The forex market is a very large market with many different features, advantages and pitfalls. Forex investors may engage in currency futures as well as trade in the spot forex market. Many who become interested in foreign exchange trading wonder what the crucial differences between spot forex and currency futures are. While both forms of trading involve making decisions regarding the future prospects of global currencies there are a number of subtle differences traders should take note of before deciding which product is suitable for them.
Currency futures trade in a completely different manner than the cash foreign exchange market where trading is done primarily in the spot and forward markets over an electronic and telephone network. The currency futures market has grown considerably since their introduction on the International Monetary Market division of the Chicago Mercantile Exchange in the early 1970s. Before the rise of online retail forex trading in recent years, trading currency futures on the Chicago IMM was one of the few ways that individuals could trade currencies in smaller amounts.
A futures contract is a legally binding contract that obligates the two parties involved in a deal to trade a specified amount of a currency pairing at predetermined price at some point in the future. A seller of a contract will profit if the currency pairing is trading below the predetermined price in the spot market at the time of expiry. A buyer of a contract will profit if the currency pairing is trading above the predetermined price in the spot market at the time of expiry. The futures markets are dominated by multinationals companies who need to hedge their foreign exchange risk and by large speculative traders who enter into the markets with the goal of turning a profit.
Spot forex differs as the underlying currencies involved in a deal are exchanged immediately when a trade is successfully placed. Rather than waiting for the expiry date a trader will typical buy or sell a specific amount of a currency pairing immediately. This allows for traders to immediately profit off any fluctuation in currency prices. Whenever someone goes to change up one currency into another currency they are participating in the spot market. In addition to foreign exchange, precious metals tend to be traded as a spot instrument.
Forex vs Futures Differences
The main difference between currency futures and spot forex is when the trading price is determined and when the physical exchange of the currency pair takes place.

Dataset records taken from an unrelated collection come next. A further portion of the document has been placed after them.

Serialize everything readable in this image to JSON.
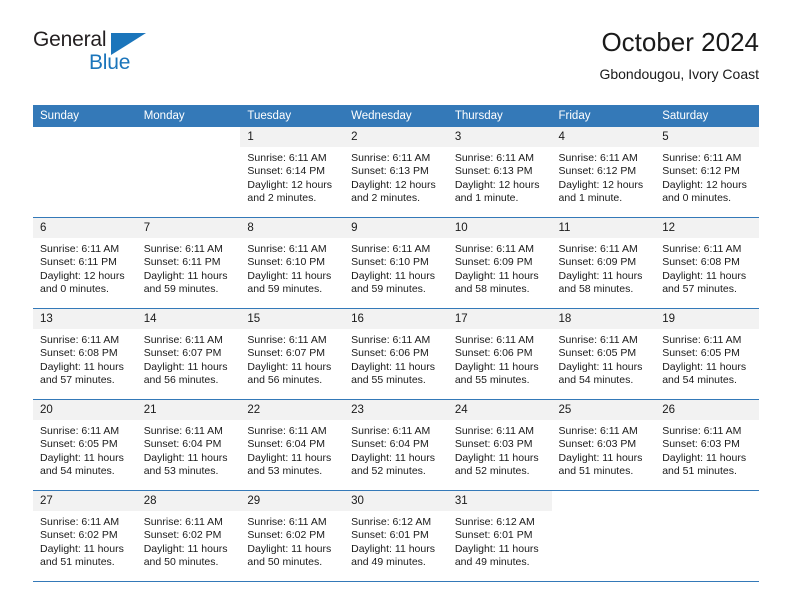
{
  "brand": {
    "name_top": "General",
    "name_bottom": "Blue",
    "accent_color": "#1b75bb",
    "logo_icon": "triangle-icon"
  },
  "header": {
    "title": "October 2024",
    "subtitle": "Gbondougou, Ivory Coast"
  },
  "theme": {
    "header_blue": "#3479b8",
    "daynum_gray": "#f2f2f2",
    "text": "#1a1a1a"
  },
  "labels": {
    "sunrise_prefix": "Sunrise:",
    "sunset_prefix": "Sunset:",
    "daylight_prefix": "Daylight:"
  },
  "weekdays": [
    "Sunday",
    "Monday",
    "Tuesday",
    "Wednesday",
    "Thursday",
    "Friday",
    "Saturday"
  ],
  "weeks": [
    [
      {
        "day": "",
        "sunrise": "",
        "sunset": "",
        "daylight_1": "",
        "daylight_2": ""
      },
      {
        "day": "",
        "sunrise": "",
        "sunset": "",
        "daylight_1": "",
        "daylight_2": ""
      },
      {
        "day": "1",
        "sunrise": "Sunrise: 6:11 AM",
        "sunset": "Sunset: 6:14 PM",
        "daylight_1": "Daylight: 12 hours",
        "daylight_2": "and 2 minutes."
      },
      {
        "day": "2",
        "sunrise": "Sunrise: 6:11 AM",
        "sunset": "Sunset: 6:13 PM",
        "daylight_1": "Daylight: 12 hours",
        "daylight_2": "and 2 minutes."
      },
      {
        "day": "3",
        "sunrise": "Sunrise: 6:11 AM",
        "sunset": "Sunset: 6:13 PM",
        "daylight_1": "Daylight: 12 hours",
        "daylight_2": "and 1 minute."
      },
      {
        "day": "4",
        "sunrise": "Sunrise: 6:11 AM",
        "sunset": "Sunset: 6:12 PM",
        "daylight_1": "Daylight: 12 hours",
        "daylight_2": "and 1 minute."
      },
      {
        "day": "5",
        "sunrise": "Sunrise: 6:11 AM",
        "sunset": "Sunset: 6:12 PM",
        "daylight_1": "Daylight: 12 hours",
        "daylight_2": "and 0 minutes."
      }
    ],
    [
      {
        "day": "6",
        "sunrise": "Sunrise: 6:11 AM",
        "sunset": "Sunset: 6:11 PM",
        "daylight_1": "Daylight: 12 hours",
        "daylight_2": "and 0 minutes."
      },
      {
        "day": "7",
        "sunrise": "Sunrise: 6:11 AM",
        "sunset": "Sunset: 6:11 PM",
        "daylight_1": "Daylight: 11 hours",
        "daylight_2": "and 59 minutes."
      },
      {
        "day": "8",
        "sunrise": "Sunrise: 6:11 AM",
        "sunset": "Sunset: 6:10 PM",
        "daylight_1": "Daylight: 11 hours",
        "daylight_2": "and 59 minutes."
      },
      {
        "day": "9",
        "sunrise": "Sunrise: 6:11 AM",
        "sunset": "Sunset: 6:10 PM",
        "daylight_1": "Daylight: 11 hours",
        "daylight_2": "and 59 minutes."
      },
      {
        "day": "10",
        "sunrise": "Sunrise: 6:11 AM",
        "sunset": "Sunset: 6:09 PM",
        "daylight_1": "Daylight: 11 hours",
        "daylight_2": "and 58 minutes."
      },
      {
        "day": "11",
        "sunrise": "Sunrise: 6:11 AM",
        "sunset": "Sunset: 6:09 PM",
        "daylight_1": "Daylight: 11 hours",
        "daylight_2": "and 58 minutes."
      },
      {
        "day": "12",
        "sunrise": "Sunrise: 6:11 AM",
        "sunset": "Sunset: 6:08 PM",
        "daylight_1": "Daylight: 11 hours",
        "daylight_2": "and 57 minutes."
      }
    ],
    [
      {
        "day": "13",
        "sunrise": "Sunrise: 6:11 AM",
        "sunset": "Sunset: 6:08 PM",
        "daylight_1": "Daylight: 11 hours",
        "daylight_2": "and 57 minutes."
      },
      {
        "day": "14",
        "sunrise": "Sunrise: 6:11 AM",
        "sunset": "Sunset: 6:07 PM",
        "daylight_1": "Daylight: 11 hours",
        "daylight_2": "and 56 minutes."
      },
      {
        "day": "15",
        "sunrise": "Sunrise: 6:11 AM",
        "sunset": "Sunset: 6:07 PM",
        "daylight_1": "Daylight: 11 hours",
        "daylight_2": "and 56 minutes."
      },
      {
        "day": "16",
        "sunrise": "Sunrise: 6:11 AM",
        "sunset": "Sunset: 6:06 PM",
        "daylight_1": "Daylight: 11 hours",
        "daylight_2": "and 55 minutes."
      },
      {
        "day": "17",
        "sunrise": "Sunrise: 6:11 AM",
        "sunset": "Sunset: 6:06 PM",
        "daylight_1": "Daylight: 11 hours",
        "daylight_2": "and 55 minutes."
      },
      {
        "day": "18",
        "sunrise": "Sunrise: 6:11 AM",
        "sunset": "Sunset: 6:05 PM",
        "daylight_1": "Daylight: 11 hours",
        "daylight_2": "and 54 minutes."
      },
      {
        "day": "19",
        "sunrise": "Sunrise: 6:11 AM",
        "sunset": "Sunset: 6:05 PM",
        "daylight_1": "Daylight: 11 hours",
        "daylight_2": "and 54 minutes."
      }
    ],
    [
      {
        "day": "20",
        "sunrise": "Sunrise: 6:11 AM",
        "sunset": "Sunset: 6:05 PM",
        "daylight_1": "Daylight: 11 hours",
        "daylight_2": "and 54 minutes."
      },
      {
        "day": "21",
        "sunrise": "Sunrise: 6:11 AM",
        "sunset": "Sunset: 6:04 PM",
        "daylight_1": "Daylight: 11 hours",
        "daylight_2": "and 53 minutes."
      },
      {
        "day": "22",
        "sunrise": "Sunrise: 6:11 AM",
        "sunset": "Sunset: 6:04 PM",
        "daylight_1": "Daylight: 11 hours",
        "daylight_2": "and 53 minutes."
      },
      {
        "day": "23",
        "sunrise": "Sunrise: 6:11 AM",
        "sunset": "Sunset: 6:04 PM",
        "daylight_1": "Daylight: 11 hours",
        "daylight_2": "and 52 minutes."
      },
      {
        "day": "24",
        "sunrise": "Sunrise: 6:11 AM",
        "sunset": "Sunset: 6:03 PM",
        "daylight_1": "Daylight: 11 hours",
        "daylight_2": "and 52 minutes."
      },
      {
        "day": "25",
        "sunrise": "Sunrise: 6:11 AM",
        "sunset": "Sunset: 6:03 PM",
        "daylight_1": "Daylight: 11 hours",
        "daylight_2": "and 51 minutes."
      },
      {
        "day": "26",
        "sunrise": "Sunrise: 6:11 AM",
        "sunset": "Sunset: 6:03 PM",
        "daylight_1": "Daylight: 11 hours",
        "daylight_2": "and 51 minutes."
      }
    ],
    [
      {
        "day": "27",
        "sunrise": "Sunrise: 6:11 AM",
        "sunset": "Sunset: 6:02 PM",
        "daylight_1": "Daylight: 11 hours",
        "daylight_2": "and 51 minutes."
      },
      {
        "day": "28",
        "sunrise": "Sunrise: 6:11 AM",
        "sunset": "Sunset: 6:02 PM",
        "daylight_1": "Daylight: 11 hours",
        "daylight_2": "and 50 minutes."
      },
      {
        "day": "29",
        "sunrise": "Sunrise: 6:11 AM",
        "sunset": "Sunset: 6:02 PM",
        "daylight_1": "Daylight: 11 hours",
        "daylight_2": "and 50 minutes."
      },
      {
        "day": "30",
        "sunrise": "Sunrise: 6:12 AM",
        "sunset": "Sunset: 6:01 PM",
        "daylight_1": "Daylight: 11 hours",
        "daylight_2": "and 49 minutes."
      },
      {
        "day": "31",
        "sunrise": "Sunrise: 6:12 AM",
        "sunset": "Sunset: 6:01 PM",
        "daylight_1": "Daylight: 11 hours",
        "daylight_2": "and 49 minutes."
      },
      {
        "day": "",
        "sunrise": "",
        "sunset": "",
        "daylight_1": "",
        "daylight_2": ""
      },
      {
        "day": "",
        "sunrise": "",
        "sunset": "",
        "daylight_1": "",
        "daylight_2": ""
      }
    ]
  ]
}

With currency futures, the price is determined when the contract is signed and the currency pair is exchanged on the delivery date, which is usually some time in the distant future. In the spot forex, the price is also determined at the point of trade, but the physical exchange of the currency pair takes place right at the point of trade or within a short period of time thereafter.
- Liquidity
- 24 Hour Trading
- Commissions
- Leverage
In the forex market, $5.3 trillion is traded daily, making it the largest and most liquid market in the world. This market can absorb trading volume and transaction sizes that dwarf the capacity of any other market. The futures market trades a puny $30 billion per day. The futures markets can’t compete with its relatively limited liquidity. The forex market is always liquid, meaning positions can be liquidated and stop orders executed with little or no slippage except in extremely volatile market conditions.
Another advantage the forex trading compared to futures trading is the fact that you can trade 24 hours a day, five days a week if you want. The forex market is open longer and for more hours than any other market. If a person is serious about making money in a market, it sure would be nice to have virtually unlimited time each week to make those trades. Whenever some event happens around the world, you can be one of the first to take advantage of the situation. You won't have to wait for a market to open in the morning.

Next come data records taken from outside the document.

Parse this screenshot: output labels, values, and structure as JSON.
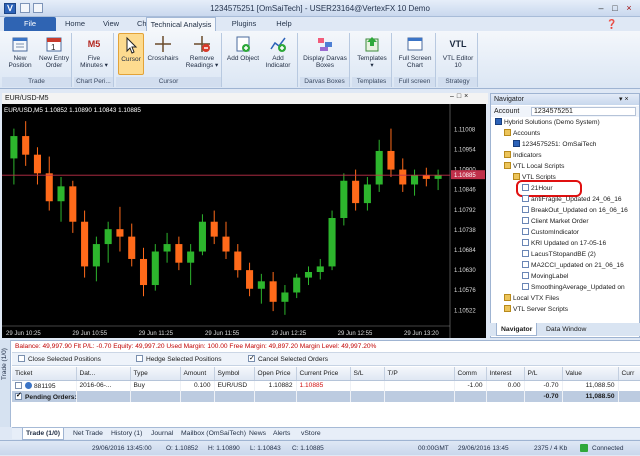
{
  "window": {
    "title": "1234575251 [OmSaiTech] - USER23164@VertexFX 10 Demo",
    "controls": [
      "–",
      "□",
      "×"
    ]
  },
  "tabs": [
    "File",
    "Home",
    "View",
    "Charts",
    "Technical Analysis",
    "Plugins",
    "Help"
  ],
  "ribbon": {
    "groups": {
      "trade": "Trade",
      "chart_period": "Chart Peri...",
      "cursor": "Cursor",
      "darvas": "Darvas Boxes",
      "templates": "Templates",
      "fullscreen": "Full screen",
      "strategy": "Strategy"
    },
    "buttons": {
      "new_position": "New Position",
      "new_entry_order": "New Entry Order",
      "five_minutes": "Five Minutes",
      "cursor": "Cursor",
      "crosshairs": "Crosshairs",
      "remove_readings": "Remove Readings",
      "add_object": "Add Object",
      "add_indicator": "Add Indicator",
      "display_darvas": "Display Darvas Boxes",
      "templates": "Templates",
      "full_screen_chart": "Full Screen Chart",
      "vtl_editor": "VTL Editor 10",
      "m5_badge": "M5",
      "vtl_badge": "VTL"
    }
  },
  "chart": {
    "window_title": "EUR/USD-M5",
    "info": "EUR/USD,M5  1.10852  1.10890  1.10843  1.10885",
    "price_labels": [
      "1.11008",
      "1.10954",
      "1.10900",
      "1.10846",
      "1.10792",
      "1.10738",
      "1.10684",
      "1.10630",
      "1.10576",
      "1.10522"
    ],
    "current_price": "1.10885",
    "time_labels": [
      "29 Jun 10:25",
      "29 Jun 10:55",
      "29 Jun 11:25",
      "29 Jun 11:55",
      "29 Jun 12:25",
      "29 Jun 12:55",
      "29 Jun 13:20"
    ]
  },
  "chart_data": {
    "type": "candlestick",
    "symbol": "EUR/USD",
    "timeframe": "M5",
    "ylim": [
      1.1048,
      1.1106
    ],
    "current_price": 1.10885,
    "candles": [
      {
        "o": 1.1093,
        "h": 1.1101,
        "l": 1.1086,
        "c": 1.1099
      },
      {
        "o": 1.1099,
        "h": 1.1103,
        "l": 1.1091,
        "c": 1.1094
      },
      {
        "o": 1.1094,
        "h": 1.1096,
        "l": 1.1086,
        "c": 1.1089
      },
      {
        "o": 1.1089,
        "h": 1.10935,
        "l": 1.1079,
        "c": 1.10815
      },
      {
        "o": 1.10815,
        "h": 1.1088,
        "l": 1.1076,
        "c": 1.10855
      },
      {
        "o": 1.10855,
        "h": 1.1087,
        "l": 1.1073,
        "c": 1.1076
      },
      {
        "o": 1.1076,
        "h": 1.1079,
        "l": 1.1061,
        "c": 1.1064
      },
      {
        "o": 1.1064,
        "h": 1.1072,
        "l": 1.106,
        "c": 1.107
      },
      {
        "o": 1.107,
        "h": 1.1076,
        "l": 1.1065,
        "c": 1.1074
      },
      {
        "o": 1.1074,
        "h": 1.108,
        "l": 1.1068,
        "c": 1.1072
      },
      {
        "o": 1.1072,
        "h": 1.10755,
        "l": 1.1064,
        "c": 1.1066
      },
      {
        "o": 1.1066,
        "h": 1.1069,
        "l": 1.1056,
        "c": 1.1059
      },
      {
        "o": 1.1059,
        "h": 1.107,
        "l": 1.10575,
        "c": 1.1068
      },
      {
        "o": 1.1068,
        "h": 1.1073,
        "l": 1.1065,
        "c": 1.107
      },
      {
        "o": 1.107,
        "h": 1.1072,
        "l": 1.1063,
        "c": 1.1065
      },
      {
        "o": 1.1065,
        "h": 1.107,
        "l": 1.1059,
        "c": 1.1068
      },
      {
        "o": 1.1068,
        "h": 1.1078,
        "l": 1.1067,
        "c": 1.1076
      },
      {
        "o": 1.1076,
        "h": 1.1079,
        "l": 1.107,
        "c": 1.1072
      },
      {
        "o": 1.1072,
        "h": 1.1076,
        "l": 1.1066,
        "c": 1.1068
      },
      {
        "o": 1.1068,
        "h": 1.107,
        "l": 1.1061,
        "c": 1.1063
      },
      {
        "o": 1.1063,
        "h": 1.1065,
        "l": 1.1056,
        "c": 1.1058
      },
      {
        "o": 1.1058,
        "h": 1.1062,
        "l": 1.1054,
        "c": 1.106
      },
      {
        "o": 1.106,
        "h": 1.10625,
        "l": 1.1052,
        "c": 1.10545
      },
      {
        "o": 1.10545,
        "h": 1.1059,
        "l": 1.1051,
        "c": 1.1057
      },
      {
        "o": 1.1057,
        "h": 1.1062,
        "l": 1.10555,
        "c": 1.1061
      },
      {
        "o": 1.1061,
        "h": 1.1064,
        "l": 1.1059,
        "c": 1.10625
      },
      {
        "o": 1.10625,
        "h": 1.1066,
        "l": 1.10605,
        "c": 1.1064
      },
      {
        "o": 1.1064,
        "h": 1.1079,
        "l": 1.1063,
        "c": 1.1077
      },
      {
        "o": 1.1077,
        "h": 1.1089,
        "l": 1.1075,
        "c": 1.1087
      },
      {
        "o": 1.1087,
        "h": 1.109,
        "l": 1.1079,
        "c": 1.1081
      },
      {
        "o": 1.1081,
        "h": 1.1088,
        "l": 1.1079,
        "c": 1.1086
      },
      {
        "o": 1.1086,
        "h": 1.1098,
        "l": 1.1084,
        "c": 1.1095
      },
      {
        "o": 1.1095,
        "h": 1.1101,
        "l": 1.1088,
        "c": 1.109
      },
      {
        "o": 1.109,
        "h": 1.1093,
        "l": 1.1084,
        "c": 1.1086
      },
      {
        "o": 1.1086,
        "h": 1.109,
        "l": 1.1083,
        "c": 1.10885
      },
      {
        "o": 1.10885,
        "h": 1.10905,
        "l": 1.10855,
        "c": 1.10875
      },
      {
        "o": 1.10875,
        "h": 1.109,
        "l": 1.10845,
        "c": 1.10885
      }
    ]
  },
  "navigator": {
    "title": "Navigator",
    "account_label": "Account",
    "account_value": "1234575251",
    "tree": [
      {
        "label": "Hybrid Solutions (Demo System)",
        "level": 0,
        "icon": "node"
      },
      {
        "label": "Accounts",
        "level": 1,
        "icon": "folder"
      },
      {
        "label": "1234575251: OmSaiTech",
        "level": 2,
        "icon": "node"
      },
      {
        "label": "Indicators",
        "level": 1,
        "icon": "folder"
      },
      {
        "label": "VTL Local Scripts",
        "level": 1,
        "icon": "folder"
      },
      {
        "label": "VTL Scripts",
        "level": 2,
        "icon": "folder"
      },
      {
        "label": "21Hour",
        "level": 3,
        "icon": "doc"
      },
      {
        "label": "antiFragile_Updated 24_06_16",
        "level": 3,
        "icon": "doc"
      },
      {
        "label": "BreakOut_Updated on 16_06_16",
        "level": 3,
        "icon": "doc"
      },
      {
        "label": "Client Market Order",
        "level": 3,
        "icon": "doc"
      },
      {
        "label": "CustomIndicator",
        "level": 3,
        "icon": "doc"
      },
      {
        "label": "KRI Updated on 17-05-16",
        "level": 3,
        "icon": "doc"
      },
      {
        "label": "LacusTStopandBE (2)",
        "level": 3,
        "icon": "doc"
      },
      {
        "label": "MA2CCI_updated on 21_06_16",
        "level": 3,
        "icon": "doc"
      },
      {
        "label": "MovingLabel",
        "level": 3,
        "icon": "doc"
      },
      {
        "label": "SmoothingAverage_Updated on",
        "level": 3,
        "icon": "doc"
      },
      {
        "label": "Local VTX Files",
        "level": 1,
        "icon": "folder"
      },
      {
        "label": "VTL Server Scripts",
        "level": 1,
        "icon": "folder"
      }
    ],
    "tabs": [
      "Navigator",
      "Data Window"
    ]
  },
  "trade": {
    "side_label": "Trade (1/0)",
    "summary": "Balance: 49,997.90  Flt P/L: -0.70  Equity: 49,997.20  Used Margin: 100.00  Free Margin: 49,897.20  Margin Level: 49,997.20%",
    "actions": {
      "close": "Close Selected Positions",
      "hedge": "Hedge Selected Positions",
      "cancel": "Cancel Selected Orders"
    },
    "columns": [
      "Ticket",
      "Dat...",
      "Type",
      "Amount",
      "Symbol",
      "Open Price",
      "Current Price",
      "S/L",
      "T/P",
      "Comm",
      "Interest",
      "P/L",
      "Value",
      "Curr"
    ],
    "rows": [
      {
        "ticket": "881195",
        "date": "2016-06-...",
        "type": "Buy",
        "amount": "0.100",
        "symbol": "EUR/USD",
        "open": "1.10882",
        "current": "1.10885",
        "sl": "",
        "tp": "",
        "comm": "-1.00",
        "interest": "0.00",
        "pl": "-0.70",
        "value": "11,088.50",
        "curr": ""
      }
    ],
    "pending": {
      "label": "Pending Orders:",
      "pl": "-0.70",
      "value": "11,088.50"
    }
  },
  "bottom_tabs": [
    "Trade (1/0)",
    "Net Trade",
    "History (1)",
    "Journal",
    "Mailbox (OmSaiTech)",
    "News",
    "Alerts",
    "vStore"
  ],
  "status": {
    "date": "29/06/2016 13:45:00",
    "o": "O: 1.10852",
    "h": "H: 1.10890",
    "l": "L: 1.10843",
    "c": "C: 1.10885",
    "tz": "00:00GMT",
    "time": "29/06/2016 13:45",
    "kb": "2375 / 4 Kb",
    "conn": "Connected"
  },
  "colors": {
    "bull": "#2db52d",
    "bear": "#ff6a1a",
    "price_line": "#c0304a",
    "highlight_ring": "#e01010",
    "summary_text": "#c00000"
  }
}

One of the primary draws of retail accounts to forex is the idea of commission free trading. Forex brokerage firms working with a dealing desk make money on the fixed pip spread offered to clients, but don’t charge a commission. On the surface, this seems to offer discounted transaction costs relative to the futures market. However, it is important to note that the typical forex pip spread of 3-5 pips provides the brokerage firm with a handsome reward.

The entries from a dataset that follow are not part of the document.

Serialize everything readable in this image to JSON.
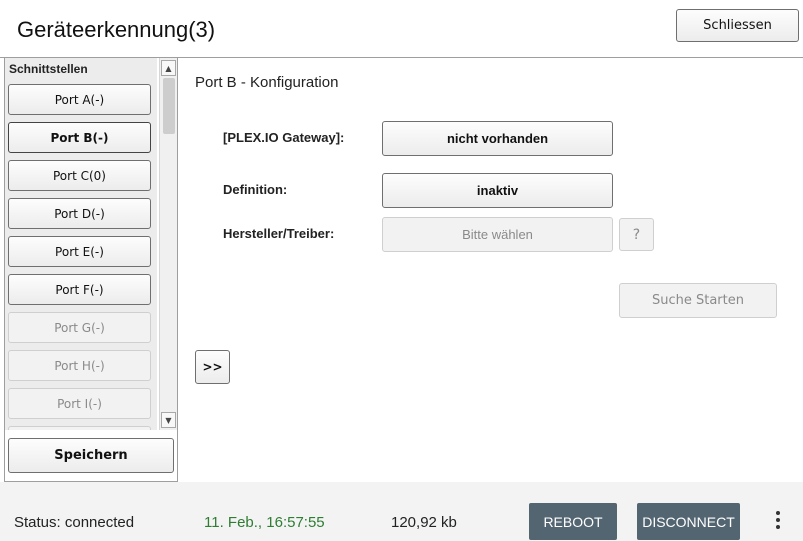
{
  "header": {
    "title": "Geräteerkennung(3)",
    "close_label": "Schliessen"
  },
  "sidebar": {
    "heading": "Schnittstellen",
    "ports": [
      {
        "label": "Port A(-)",
        "state": "enabled"
      },
      {
        "label": "Port B(-)",
        "state": "active"
      },
      {
        "label": "Port C(0)",
        "state": "enabled"
      },
      {
        "label": "Port D(-)",
        "state": "enabled"
      },
      {
        "label": "Port E(-)",
        "state": "enabled"
      },
      {
        "label": "Port F(-)",
        "state": "enabled"
      },
      {
        "label": "Port G(-)",
        "state": "disabled"
      },
      {
        "label": "Port H(-)",
        "state": "disabled"
      },
      {
        "label": "Port I(-)",
        "state": "disabled"
      }
    ],
    "save_label": "Speichern"
  },
  "main": {
    "title": "Port B - Konfiguration",
    "gateway_label": "[PLEX.IO Gateway]:",
    "gateway_value": "nicht vorhanden",
    "definition_label": "Definition:",
    "definition_value": "inaktiv",
    "vendor_label": "Hersteller/Treiber:",
    "vendor_placeholder": "Bitte wählen",
    "help_label": "?",
    "search_label": "Suche Starten",
    "expand_label": ">>"
  },
  "footer": {
    "status": "Status: connected",
    "time": "11. Feb., 16:57:55",
    "size": "120,92 kb",
    "reboot_label": "REBOOT",
    "disconnect_label": "DISCONNECT",
    "time_color": "#2e7d32",
    "button_color": "#536571"
  },
  "icons": {
    "scroll_up": "chevron-up-icon",
    "scroll_down": "chevron-down-icon",
    "menu": "more-vertical-icon"
  }
}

Online forex trading gives you much greater leverage than playing the Futures Market. However, in the Futures Market, you can also buy or sell options on futures, which increase your leverage. Leverage can be very important when you know what a currency is going to do. You can achieve 200:1 and greater in forex trading compared to much less in futures trading. This means a lot more potential profit, again if you make the right moves.
Both Spot Forex and Currency Futures have their own pros and cons. Those who favour currency futures as a trading instrument tend to place significant emphasis on transparency and regulation. While those singing the praises of Spot FX tend to concentrate on the liquidity and leverage. It should be noted that the Spot Forex is more accessible to the average retail trader and accessing the currency futures market can certainly be a challenge. The fact that the Spot Forex market can be so easily accessed partly explains the rapid growth that the retail spot market has experienced in recent years. Both forms of trading involve significant amounts of risk and those unsure whether trading is for them should seek the advice of an independent financial adviser.